Giriş : Bundan 6-7 yıl önce yine bir “yeni anayasa” tartışması gündemdeyken, Sevan Nişanyan, Ali Nesin, Edip Yüksel gibi isimlerle Facebook ve mail üzerinden yaptığımız yorumlaşma ve tartışmaları bir metinde toplamış, kitaplaştırmaya niyet etmiştim. “Ütopya” kelimesinin Türkçe karşılığı olarak uydurduğum “Yokistan” başlığını taşıyan kitap -neyse ki- hiç yayımlanmadı. Aradan geçen süre zarfında, bu adamlar yarın devrilir de birileri gelir “ne yapalım şimdi?” sorar diye ana metni ve savunma tezlerini zaman zaman güncelledim. Birkaç hafta boyunca bölüm bölüm bu sayfada yayınlayacağım. İtiraz ve düşüncelerinizi [email protected] adresine iletebilirsiniz.
***
Geçen haftadan devam:
Genelkurmay
60 küsur senedir Türkiye’de Genelkurmay Başkanlığı kurumunun tek bir işlevi vardır: Halkın oyuyla seçilen hükümetlerin ve Meclis’in tepesinde Demokles’in kılıcını sallandırmak. Milletvekillerinin Cumhurbaşkanı seçeceği oturumlara tam kadro gelip oturmak, sokaklarda tank dolaştırmak, internette muhtıra yayımlamak, gizli saklı toplanıp darbe planları yapmak…
Madem zorunlu askerliğin ve hatta sabit bir ordunun gereksizliğinden bahsediyoruz; kökten bir reform yapılacak ilk kurum da Genelkurmay Başkanlığı’dır.

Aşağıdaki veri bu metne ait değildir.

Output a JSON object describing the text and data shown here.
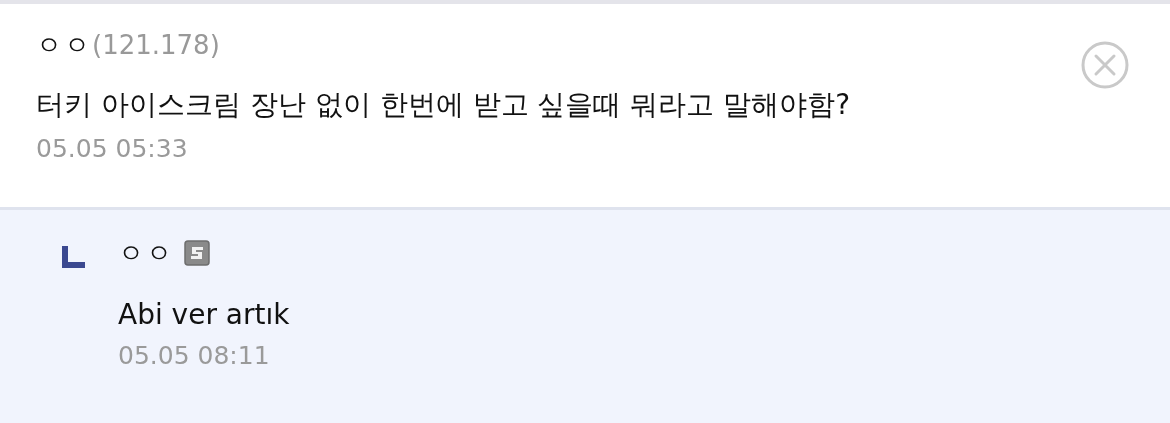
{
  "comment": {
    "nickname": "ㅇㅇ",
    "ip": "(121.178)",
    "body": "터키 아이스크림 장난 없이 한번에 받고 싶을때 뭐라고 말해야함?",
    "date": "05.05 05:33"
  },
  "replies": [
    {
      "nickname": "ㅇㅇ",
      "body": "Abi ver artık",
      "date": "05.05 08:11"
    }
  ]
}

Silahlı kuvvetlerin savaş ve barışta tüm komutası, fiilen Milli Savunma Bakanı’na devredilmelidir. Devlet Başkanı, “Başkomutan” sıfatını sembolik olarak üzerinde bulundurur ve gerektiğinde Milli Savunma Bakanı’na talimat verir.

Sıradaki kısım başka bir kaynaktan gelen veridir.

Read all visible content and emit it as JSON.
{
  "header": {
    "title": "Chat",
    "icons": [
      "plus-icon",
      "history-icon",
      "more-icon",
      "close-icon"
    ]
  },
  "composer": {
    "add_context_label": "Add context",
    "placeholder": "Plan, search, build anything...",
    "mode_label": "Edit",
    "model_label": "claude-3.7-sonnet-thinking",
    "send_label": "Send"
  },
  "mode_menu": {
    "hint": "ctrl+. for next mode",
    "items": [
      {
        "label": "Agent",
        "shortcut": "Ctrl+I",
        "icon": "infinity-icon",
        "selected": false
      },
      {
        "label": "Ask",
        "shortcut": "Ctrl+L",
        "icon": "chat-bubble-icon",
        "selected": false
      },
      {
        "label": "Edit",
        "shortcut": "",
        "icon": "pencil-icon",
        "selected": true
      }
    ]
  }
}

Savaş, barış ve ateşkes ilan etmek hükümetin yetkisinde olmalıdır.
Genelkurmay Kurulu, sadece üst düzey tecrübe ve eğitime sahip subaylardan oluşan bir danışma kurulu olarak görev yapmalıdır. Genelkurmay’ın görevi, askeri ve teknik konularda Milli Savunma Bakanı’na danışmanlık yapmaktır.

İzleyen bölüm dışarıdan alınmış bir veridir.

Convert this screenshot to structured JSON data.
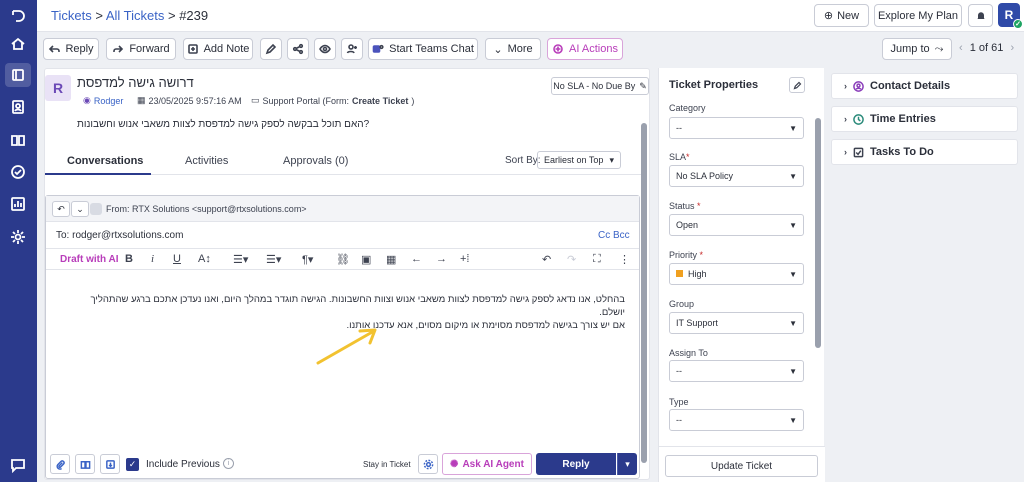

Çok basit bir anlatımla; bir savaş halinde harekat planını Genelkurmay çizer ancak o planı kabul etmek ya da reddetmek, kabul edildiyse uygulanma emrini vermek sadece Devlet Başkanı’nın -veya ona vekaleten Milli Savunma Bakanı- yetkisinde olmalıdır.